The benchmark 10-year yield bounced again on Monday (Feb. 16), rising to 1.78%–the highest since Feb. 5, based on daily data via Treasury.gov. Meanwhile, the 2-year yield—considered the most sensitive spot on the yield curve for rate expectations—increased above the 0.40% mark on Monday for the first time in three trading sessions. Yields remain subdued relative to recent history, but for the moment the free fall has ended. It’s anyone’s guess if the bearish momentum has burned itself out, although the last several days offer a bit of cautious optimism for thinking that the deep dive in yields has run its course.

The market’s inflation expectations have also rebounded a bit after tumbling to seven-year lows earlier this month. The implied inflation forecast via the yield spread on the nominal 10-year Treasury less its inflation-indexed counterpart held steady at 1.25% for the second trading day in a row through yesterday. That still represents a sharp reduction in expectations vs. the roughly 1.60% yield spread from last November—or the 2.20%-plus readings in 2014! But if the Treasury market has been projecting heightened deflation risk lately, the crowd has decided to cool its jets for the moment and wait for new economic data before deciding on what happens next.
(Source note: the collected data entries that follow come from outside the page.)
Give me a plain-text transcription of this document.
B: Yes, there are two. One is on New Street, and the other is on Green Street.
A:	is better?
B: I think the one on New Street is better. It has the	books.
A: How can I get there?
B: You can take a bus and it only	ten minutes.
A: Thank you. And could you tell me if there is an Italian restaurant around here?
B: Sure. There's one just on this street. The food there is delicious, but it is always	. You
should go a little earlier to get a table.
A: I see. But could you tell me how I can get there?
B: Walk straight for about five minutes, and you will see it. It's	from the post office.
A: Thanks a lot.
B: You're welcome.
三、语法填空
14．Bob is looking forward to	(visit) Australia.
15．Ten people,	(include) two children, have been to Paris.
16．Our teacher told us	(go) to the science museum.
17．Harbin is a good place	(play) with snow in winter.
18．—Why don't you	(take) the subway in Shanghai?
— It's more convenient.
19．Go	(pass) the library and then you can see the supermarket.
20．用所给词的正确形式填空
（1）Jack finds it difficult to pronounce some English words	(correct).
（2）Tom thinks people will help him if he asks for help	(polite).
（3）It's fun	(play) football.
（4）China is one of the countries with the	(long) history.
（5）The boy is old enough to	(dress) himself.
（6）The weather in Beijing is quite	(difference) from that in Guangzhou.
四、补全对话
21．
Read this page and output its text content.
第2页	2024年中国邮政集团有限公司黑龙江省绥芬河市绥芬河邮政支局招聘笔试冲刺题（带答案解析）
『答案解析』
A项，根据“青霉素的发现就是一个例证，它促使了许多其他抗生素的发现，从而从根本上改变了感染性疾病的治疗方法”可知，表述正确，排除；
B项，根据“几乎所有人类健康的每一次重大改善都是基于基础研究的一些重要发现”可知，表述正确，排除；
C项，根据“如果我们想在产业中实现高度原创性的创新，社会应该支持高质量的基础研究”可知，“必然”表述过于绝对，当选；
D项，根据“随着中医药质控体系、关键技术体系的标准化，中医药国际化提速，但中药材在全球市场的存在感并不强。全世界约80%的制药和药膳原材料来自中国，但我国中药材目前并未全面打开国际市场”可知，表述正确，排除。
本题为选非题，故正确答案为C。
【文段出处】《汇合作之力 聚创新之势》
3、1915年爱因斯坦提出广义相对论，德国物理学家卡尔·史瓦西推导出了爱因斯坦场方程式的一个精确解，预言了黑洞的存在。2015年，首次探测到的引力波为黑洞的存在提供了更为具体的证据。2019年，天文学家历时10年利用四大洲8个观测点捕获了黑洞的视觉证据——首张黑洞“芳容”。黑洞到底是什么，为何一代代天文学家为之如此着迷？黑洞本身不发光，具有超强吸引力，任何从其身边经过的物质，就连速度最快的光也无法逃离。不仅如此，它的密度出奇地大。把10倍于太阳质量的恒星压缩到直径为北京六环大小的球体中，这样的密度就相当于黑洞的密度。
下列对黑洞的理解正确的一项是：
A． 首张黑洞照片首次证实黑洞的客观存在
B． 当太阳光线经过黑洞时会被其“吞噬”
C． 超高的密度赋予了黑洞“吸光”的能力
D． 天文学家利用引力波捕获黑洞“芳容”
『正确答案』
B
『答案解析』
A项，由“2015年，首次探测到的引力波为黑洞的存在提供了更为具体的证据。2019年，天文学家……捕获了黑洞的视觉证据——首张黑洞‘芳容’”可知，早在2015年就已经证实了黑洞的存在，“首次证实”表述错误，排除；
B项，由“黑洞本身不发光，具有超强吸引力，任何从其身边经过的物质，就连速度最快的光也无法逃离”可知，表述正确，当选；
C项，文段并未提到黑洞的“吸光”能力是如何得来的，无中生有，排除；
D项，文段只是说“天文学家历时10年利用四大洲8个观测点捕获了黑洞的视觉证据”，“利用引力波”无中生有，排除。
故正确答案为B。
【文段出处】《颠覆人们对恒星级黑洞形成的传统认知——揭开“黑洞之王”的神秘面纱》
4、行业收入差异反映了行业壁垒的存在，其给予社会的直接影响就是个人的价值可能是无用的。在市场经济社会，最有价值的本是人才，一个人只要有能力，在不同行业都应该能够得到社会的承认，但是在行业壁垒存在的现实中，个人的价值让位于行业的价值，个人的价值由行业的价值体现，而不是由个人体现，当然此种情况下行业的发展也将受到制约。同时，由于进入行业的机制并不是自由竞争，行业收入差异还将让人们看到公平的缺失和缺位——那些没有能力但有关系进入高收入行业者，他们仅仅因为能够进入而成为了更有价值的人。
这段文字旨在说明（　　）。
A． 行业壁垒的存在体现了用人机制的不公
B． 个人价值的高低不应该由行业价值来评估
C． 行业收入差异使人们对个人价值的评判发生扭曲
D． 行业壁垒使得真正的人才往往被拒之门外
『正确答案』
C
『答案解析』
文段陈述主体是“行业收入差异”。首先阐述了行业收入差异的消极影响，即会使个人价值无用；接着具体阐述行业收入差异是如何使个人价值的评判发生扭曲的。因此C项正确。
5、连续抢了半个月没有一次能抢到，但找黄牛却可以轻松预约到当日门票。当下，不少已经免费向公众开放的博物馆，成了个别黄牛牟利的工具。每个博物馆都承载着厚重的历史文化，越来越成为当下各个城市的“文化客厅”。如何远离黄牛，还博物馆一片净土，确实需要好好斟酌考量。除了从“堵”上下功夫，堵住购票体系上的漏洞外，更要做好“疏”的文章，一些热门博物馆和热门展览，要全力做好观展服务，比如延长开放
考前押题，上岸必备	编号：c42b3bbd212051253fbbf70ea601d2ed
On that note, economists are looking for a round of upbeat numbers in today’s reports on housing starts and industrial production, based on Econoday.com’s consensus forecasts. New residential construction is projected to rise to 1.175 million units (seasonally adjusted annual rate) in the January update–near the post-recession high of 1.211 million that was touched last June. A more dramatic increase is expected for industrial activity: analysts are looking for the first monthly rebound in output since last August. But even if the forecast holds, the year-over-year trend for industrial activity will remain negative for the third month in a row.